Kronecker symbol (reviewed)

The Kronecker symbol $\displaystyle\left(\frac{a}{n}\right)$ is the multiplicative extension of the Jacobi symbol $\displaystyle\left(\frac{a}{m}\right)$, which is defined on all positive odd integers $m$, to all integers $n\in\mathbb{Z}$ as follows.
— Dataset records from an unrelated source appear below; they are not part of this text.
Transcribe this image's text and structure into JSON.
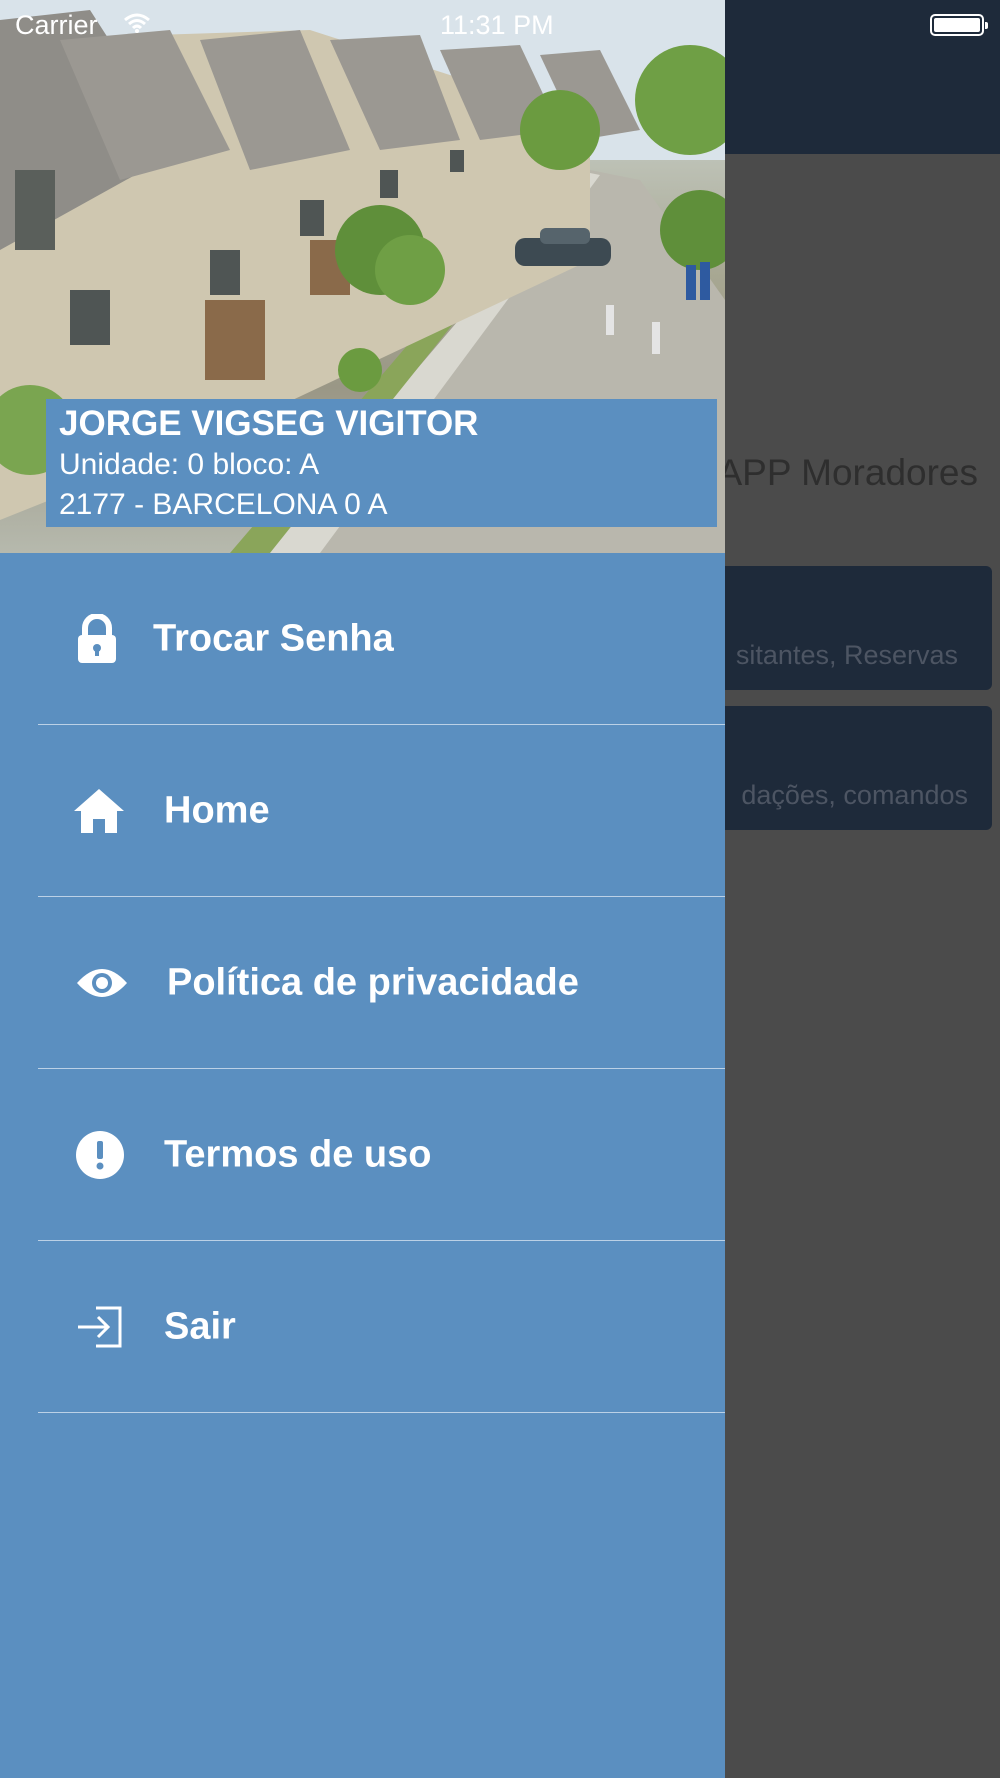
{
  "status_bar": {
    "carrier": "Carrier",
    "time": "11:31 PM"
  },
  "background_app": {
    "title": "APP Moradores",
    "cards": [
      {
        "subtitle": "sitantes, Reservas"
      },
      {
        "subtitle": "dações, comandos"
      }
    ]
  },
  "drawer": {
    "user": {
      "name": "JORGE VIGSEG VIGITOR",
      "unit": "Unidade: 0 bloco: A",
      "building": "2177 - BARCELONA 0 A"
    },
    "menu": [
      {
        "label": "Trocar Senha",
        "icon": "lock-icon"
      },
      {
        "label": "Home",
        "icon": "home-icon"
      },
      {
        "label": "Política de privacidade",
        "icon": "eye-icon"
      },
      {
        "label": "Termos de uso",
        "icon": "alert-circle-icon"
      },
      {
        "label": "Sair",
        "icon": "sign-in-icon"
      }
    ]
  },
  "colors": {
    "drawer": "#5b8fc0",
    "navbar": "#1e2a3a",
    "overlay": "#4b4b4b"
  }
}
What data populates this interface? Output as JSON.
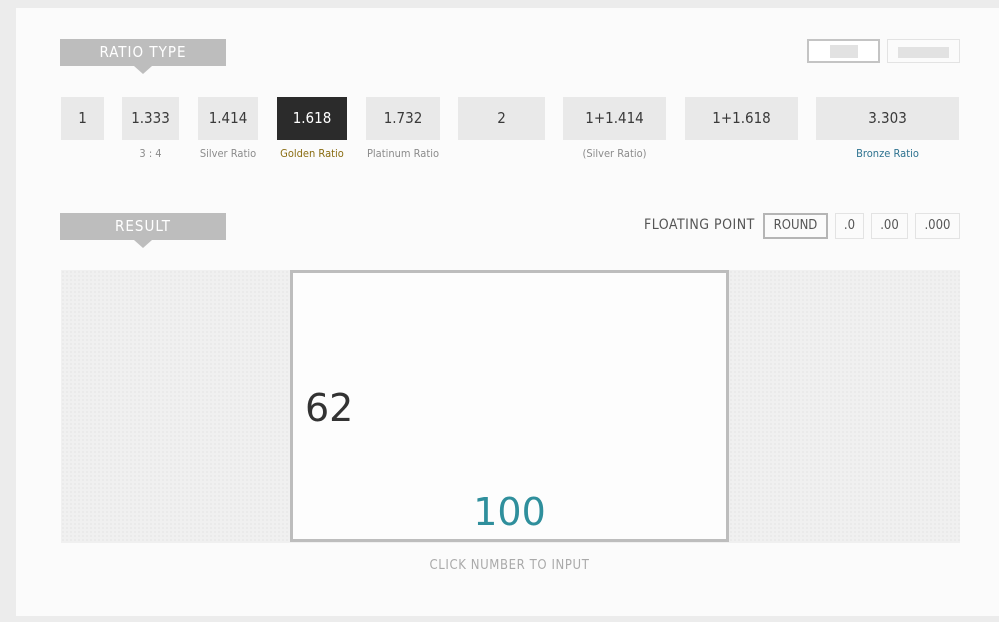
{
  "ratio_section": {
    "title": "RATIO TYPE"
  },
  "view_toggle": {
    "options": [
      "rectangle-view",
      "bar-view"
    ],
    "active": "rectangle-view"
  },
  "ratios": [
    {
      "label": "1",
      "caption": ""
    },
    {
      "label": "1.333",
      "caption": "3 : 4"
    },
    {
      "label": "1.414",
      "caption": "Silver Ratio"
    },
    {
      "label": "1.618",
      "caption": "Golden Ratio",
      "selected": true
    },
    {
      "label": "1.732",
      "caption": "Platinum Ratio"
    },
    {
      "label": "2",
      "caption": ""
    },
    {
      "label": "1+1.414",
      "caption": "(Silver Ratio)"
    },
    {
      "label": "1+1.618",
      "caption": ""
    },
    {
      "label": "3.303",
      "caption": "Bronze Ratio"
    }
  ],
  "result_section": {
    "title": "RESULT",
    "floating_point_label": "FLOATING POINT",
    "precision_options": [
      "ROUND",
      ".0",
      ".00",
      ".000"
    ],
    "active_precision": "ROUND"
  },
  "result": {
    "height_value": "62",
    "width_value": "100",
    "hint": "CLICK NUMBER TO INPUT"
  },
  "colors": {
    "selected_bg": "#2b2b2b",
    "golden_caption": "#8a6d12",
    "bronze_caption": "#2f7390",
    "width_number": "#2f8f9c"
  }
}
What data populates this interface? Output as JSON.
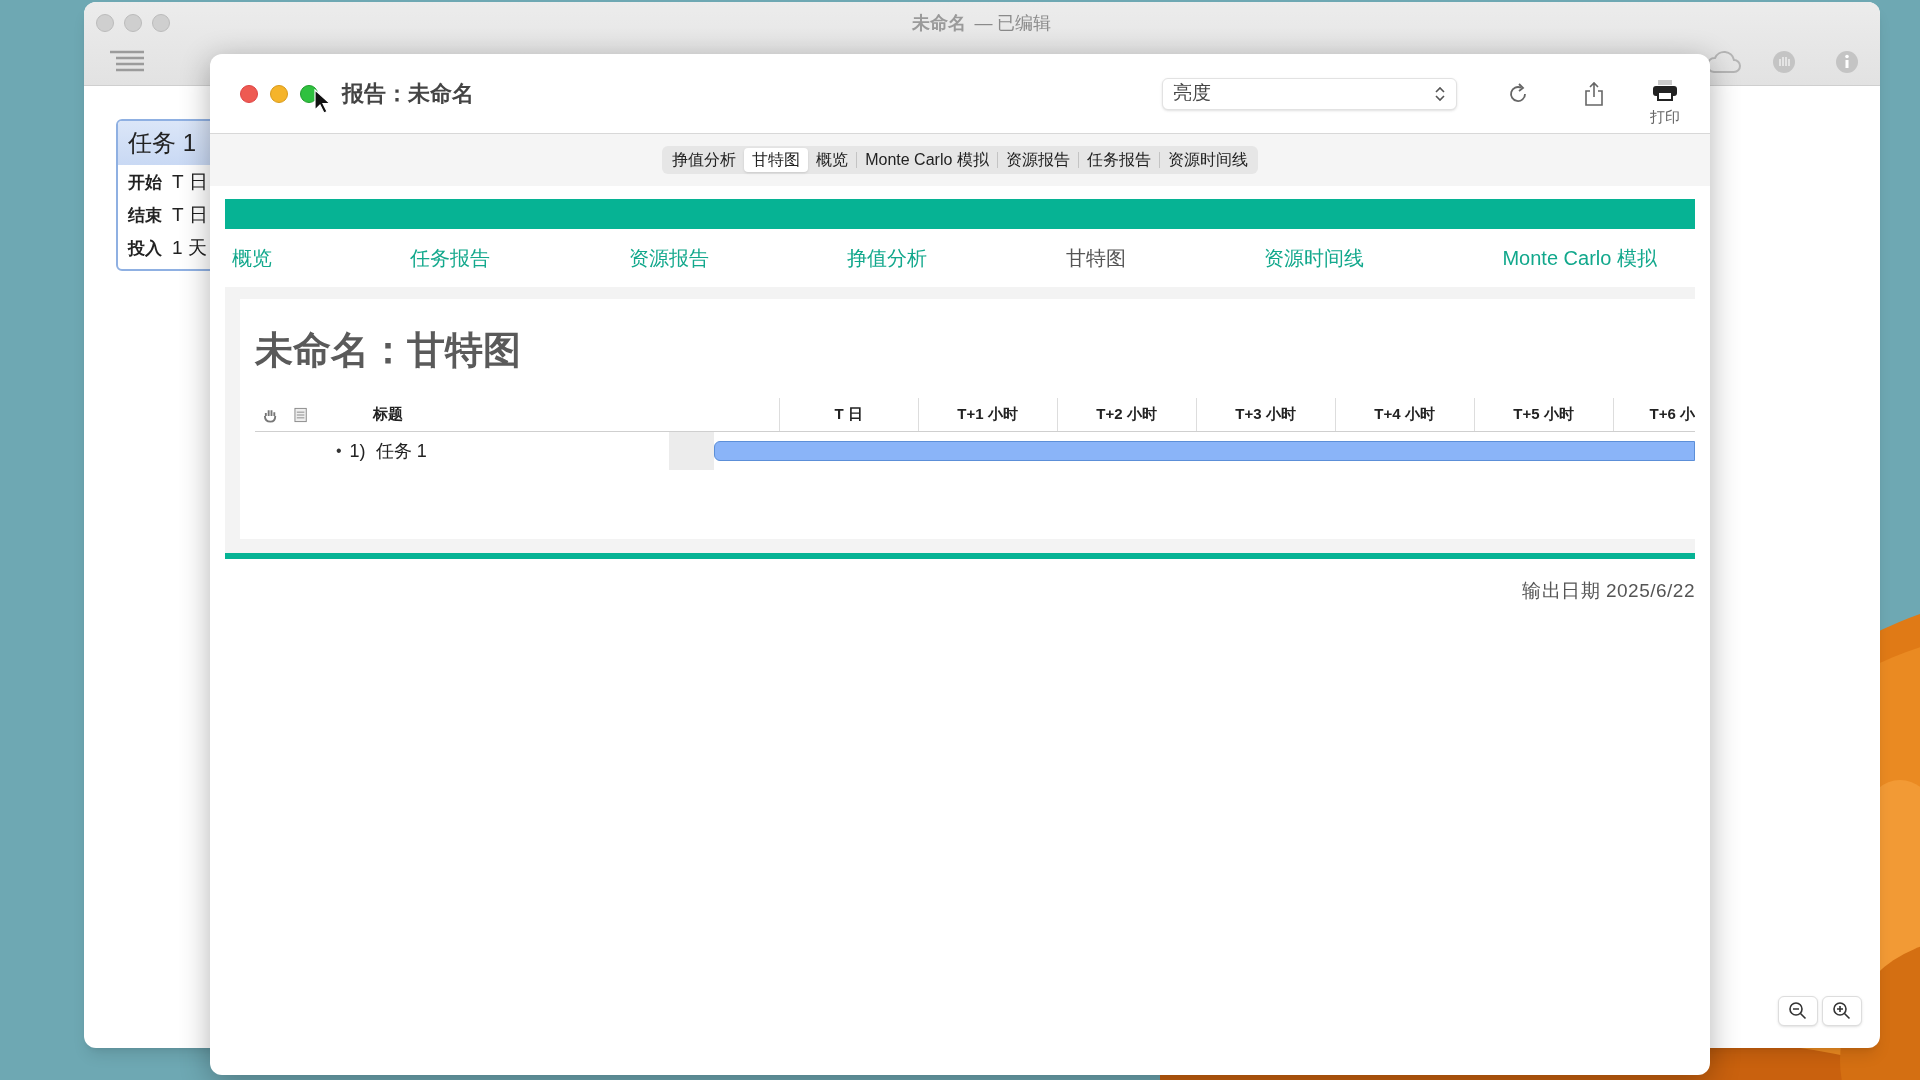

We set $\displaystyle\left(\frac{a}{-1}\right) = \left\{ \begin{array}{cl} 1 & \text{if } a\geq 0\\ -1 & \text{if } a < 0; \end{array} \right.$

$\displaystyle\left(\frac{a}{2}\right) = \left\{ \begin{array}{cl} 0 & \text{if } a\equiv 0 \bmod 2\\ 1 & \text{if } a\equiv \pm 1 \bmod 8\\ -1 & \text{if } a \equiv \pm 3 \bmod 8; \end{array} \right.$ and $\displaystyle\left(\frac{a}{0}\right) = \left\{ \begin{array}{cl} 1 & \text{if } a= \pm 1\\ 0 & \text{otherwise }. \end{array} \right.$

Then for each nonzero integer $n = \sgn(n) p_1^{e_1} p_2^{e_2} \cdots p_r^{e_r}$ the Kronecker symbol is defined as the product of symbols above and the Legendre symbols for odd primes

$\displaystyle\left(\frac{a}{n}\right) = \displaystyle\left(\frac{a}{\sgn(n)}\right) \displaystyle\left(\frac{a}{p_1}\right)^{e_1} \displaystyle\left(\frac{a}{p_2}\right)^{e_2}\cdots \displaystyle\left(\frac{a}{p_r}\right)^{e_r}.$

A Dirichlet character can be written as a Kronecker symbol $\displaystyle\left(\frac{a}{\cdot}\right)$ if and only if it is real.